El paseo marítimo es casi como volver a Europa. Una mujer pasea su perrito, y cuando al animal se le revuelven las tripas, la mujer recoge los excrementos: aún no hace quinientos metros hemos visto a un tipo en la medina orinando contra una pared. Contrastes.


Unos chavales patinan con destreza sorprendente, haciendo esláloms en unos pequeños conos. Hay mucha juventud occidentalizada, la mayoría de mujeres llevan la melena al viento.

Nos sentamos en una terraza para tomar unos batidos. Ante nosotros, hay un puesto de patatas fritas ambulante, el tendero prepara las raciones cogiéndolas a puñados con las manos… Marruecos no es país para maniáticos de la higiene.

Anochece sobre nosotros. Nos acercamos hasta la kasbah de Oudaia, pequeña porción de la ciudad más ancestral en la que todos los gatos, además de pardos, tienen un punto de canalleo: no hemos recorrido cincuenta metros cuando ya nos han ofrecido hachís. Desde aquí nos hemos asomado al gran océano Atlántico, prácticamente engullido por la noche.



Nos queda pendiente la cena. Antonio conoce un restaurante sirio con una buena relación calidad-precio. Hay que caminar un rato para llegar allí, pero no es un trayecto aburrido: la ciudad está hirviendo con las últimas compras antes de la fiesta del cordero. Entramos para visitar un mercado local, abierto aún a aquellas horas intempestivas; los productos se intuyen de gran calidad, pero están presentados de manera caótica, desordenada.


Llegamos al restaurante sirio. Frente a sus puertas hay aparcada una Yamaha V-Max de las antiguas. Un asistente la está abrillantando con un paño: hay que ser muy excéntrico, y también adinerado, para moverse por el país con semejante artefacto.


El interior no difiere de los restaurantes sirios que conocemos en nuestro país, es un curioso punto de encuentro de la sociedad más cool de la ciudad, y también de extranjeros. Las televisiones tienen sintonizado un partido de la Premier League; es increíble la devoción que hay aquí por el fútbol, todo el mundo conoce las alineaciones del Barça o del Real Madrid.

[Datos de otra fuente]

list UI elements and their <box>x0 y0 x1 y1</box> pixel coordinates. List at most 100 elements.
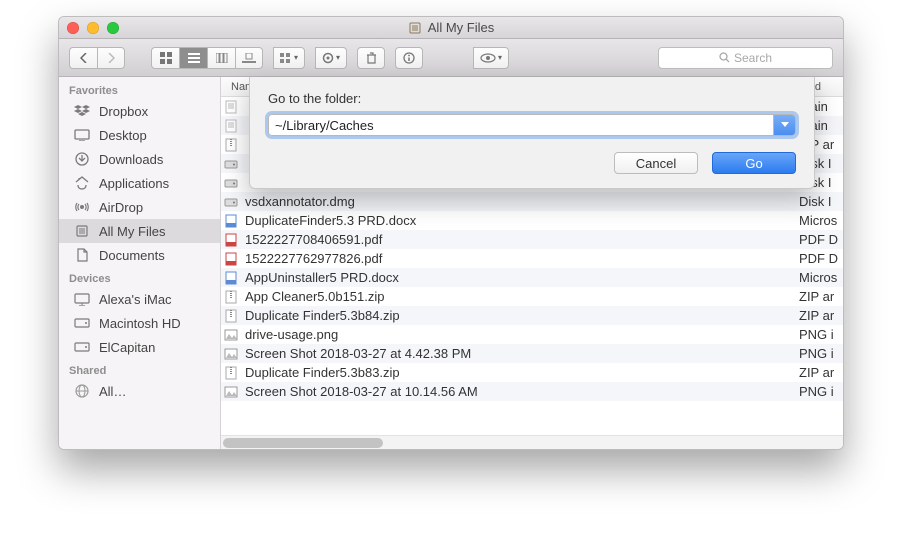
sidebar-item-label: All… <box>99 384 126 399</box>
path-input[interactable] <box>269 115 773 135</box>
file-name: Duplicate Finder5.3b83.zip <box>241 365 791 380</box>
sidebar-item-label: All My Files <box>99 224 165 239</box>
file-row[interactable]: Screen Shot 2018-03-27 at 10.14.56 AMPNG… <box>221 382 843 401</box>
column-view-button[interactable] <box>207 47 235 69</box>
sidebar-item-label: Downloads <box>99 152 163 167</box>
docx-file-icon <box>221 271 241 285</box>
go-button[interactable]: Go <box>712 152 796 174</box>
sidebar-item-label: Documents <box>99 248 165 263</box>
dmg-file-icon <box>221 196 241 208</box>
quicklook-button[interactable]: ▾ <box>473 47 509 69</box>
file-row[interactable]: drive-usage.pngPNG i <box>221 325 843 344</box>
sidebar-item-documents[interactable]: Documents <box>59 243 220 267</box>
file-row[interactable]: 1522227762977826.pdfPDF D <box>221 249 843 268</box>
go-label: Go <box>745 156 762 171</box>
horizontal-scrollbar[interactable] <box>221 435 843 449</box>
file-row[interactable]: App Cleaner5.0b151.zipZIP ar <box>221 287 843 306</box>
view-mode-buttons <box>151 47 263 69</box>
txt-file-icon <box>221 119 241 133</box>
file-kind: PDF D <box>791 232 843 247</box>
file-kind: Micros <box>791 270 843 285</box>
file-name: 1522227762977826.pdf <box>241 251 791 266</box>
sidebar-item-elcapitan[interactable]: ElCapitan <box>59 335 220 359</box>
quicklook-group: ▾ <box>473 47 509 69</box>
file-kind: Disk I <box>791 194 843 209</box>
file-row[interactable]: AppUninstaller5 PRD.docxMicros <box>221 268 843 287</box>
pdf-file-icon <box>221 233 241 247</box>
file-name: 1522227708406591.pdf <box>241 232 791 247</box>
file-row[interactable]: 1522227708406591.pdfPDF D <box>221 230 843 249</box>
sidebar-item-applications[interactable]: Applications <box>59 171 220 195</box>
dropbox-icon <box>73 102 91 120</box>
sidebar-item-downloads[interactable]: Downloads <box>59 147 220 171</box>
file-kind: Micros <box>791 213 843 228</box>
file-row[interactable]: Duplicate Finder5.3b83.zipZIP ar <box>221 363 843 382</box>
sidebar-section-header: Devices <box>59 267 220 287</box>
icon-view-button[interactable] <box>151 47 179 69</box>
zoom-window-button[interactable] <box>107 22 119 34</box>
zip-file-icon <box>221 290 241 304</box>
sidebar-item-label: Dropbox <box>99 104 148 119</box>
zip-file-icon <box>221 309 241 323</box>
sidebar-item-airdrop[interactable]: AirDrop <box>59 195 220 219</box>
cancel-label: Cancel <box>636 156 676 171</box>
minimize-window-button[interactable] <box>87 22 99 34</box>
sidebar-item-label: AirDrop <box>99 200 143 215</box>
back-button[interactable] <box>69 47 97 69</box>
sidebar-item-macintosh-hd[interactable]: Macintosh HD <box>59 311 220 335</box>
dmg-file-icon <box>221 158 241 170</box>
action-button[interactable]: ▾ <box>315 47 347 69</box>
sidebar-item-alexa-s-imac[interactable]: Alexa's iMac <box>59 287 220 311</box>
main: FavoritesDropboxDesktopDownloadsApplicat… <box>59 77 843 449</box>
file-name: Screen Shot 2018-03-27 at 10.14.56 AM <box>241 384 791 399</box>
path-combobox <box>268 114 796 136</box>
allfiles-icon <box>73 222 91 240</box>
png-file-icon <box>221 348 241 360</box>
png-file-icon <box>221 329 241 341</box>
file-kind: ZIP ar <box>791 289 843 304</box>
docx-file-icon <box>221 214 241 228</box>
trash-button[interactable] <box>357 47 385 69</box>
sidebar-item-label: Alexa's iMac <box>99 292 172 307</box>
applications-icon <box>73 174 91 192</box>
search-input[interactable]: Search <box>658 47 833 69</box>
all-my-files-icon <box>408 21 422 35</box>
go-to-folder-sheet: Go to the folder: Cancel Go <box>249 77 815 189</box>
sidebar-item-label: ElCapitan <box>99 340 155 355</box>
list-view-button[interactable] <box>179 47 207 69</box>
nav-buttons <box>69 47 125 69</box>
search-placeholder: Search <box>734 51 772 65</box>
file-row[interactable]: Duplicate Finder5.3b84.zipZIP ar <box>221 306 843 325</box>
pdf-file-icon <box>221 252 241 266</box>
sidebar-item-label: Desktop <box>99 128 147 143</box>
file-kind: ZIP ar <box>791 308 843 323</box>
info-button[interactable] <box>395 47 423 69</box>
downloads-icon <box>73 150 91 168</box>
coverflow-view-button[interactable] <box>235 47 263 69</box>
traffic-lights <box>67 22 119 34</box>
file-row[interactable]: Screen Shot 2018-03-27 at 4.42.38 PMPNG … <box>221 344 843 363</box>
sidebar-item-all-[interactable]: All… <box>59 379 220 403</box>
file-row[interactable]: DuplicateFinder5.3 PRD.docxMicros <box>221 211 843 230</box>
sidebar-item-desktop[interactable]: Desktop <box>59 123 220 147</box>
zip-file-icon <box>221 366 241 380</box>
toolbar: ▾ ▾ ▾ Search <box>59 39 843 77</box>
cancel-button[interactable]: Cancel <box>614 152 698 174</box>
sidebar-section-header: Shared <box>59 359 220 379</box>
airdrop-icon <box>73 198 91 216</box>
hdd-icon <box>73 338 91 356</box>
close-window-button[interactable] <box>67 22 79 34</box>
sidebar-item-label: Macintosh HD <box>99 316 181 331</box>
file-row[interactable]: vsdxannotator.dmgDisk I <box>221 192 843 211</box>
file-name: vsdxannotator.dmg <box>241 194 791 209</box>
file-name: Duplicate Finder5.3b84.zip <box>241 308 791 323</box>
sidebar-item-label: Applications <box>99 176 169 191</box>
zip-file-icon <box>221 138 241 152</box>
arrange-button[interactable]: ▾ <box>273 47 305 69</box>
path-dropdown-button[interactable] <box>773 115 795 135</box>
scrollbar-thumb[interactable] <box>223 438 383 448</box>
file-kind: PNG i <box>791 384 843 399</box>
forward-button[interactable] <box>97 47 125 69</box>
sidebar-item-dropbox[interactable]: Dropbox <box>59 99 220 123</box>
sidebar-item-all-my-files[interactable]: All My Files <box>59 219 220 243</box>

Tras la cena, no nos apetece caminar hasta el hotel; los del restaurante tienen convenio con un taxista “particular” que pone su Citroën Berlingo a nuestra disposición. En un principio, hemos acordado volver en dos viajes; todos queremos subir los primeros, así que empezamos a acomodarnos en aquella furgoneta que, como no podía ser de otra manera, también olía a cordero. Llegó un momento en el que había más gente dentro del vehículo que fuera, así que nos achuchamos aún más, hasta conseguir lo imposible: diez tíos bien alimentados, y una señorita, transportados de una tacada. Cinco kilómetros de demencia que se han convertido en otro más de los recuerdos imborrables de este viaje.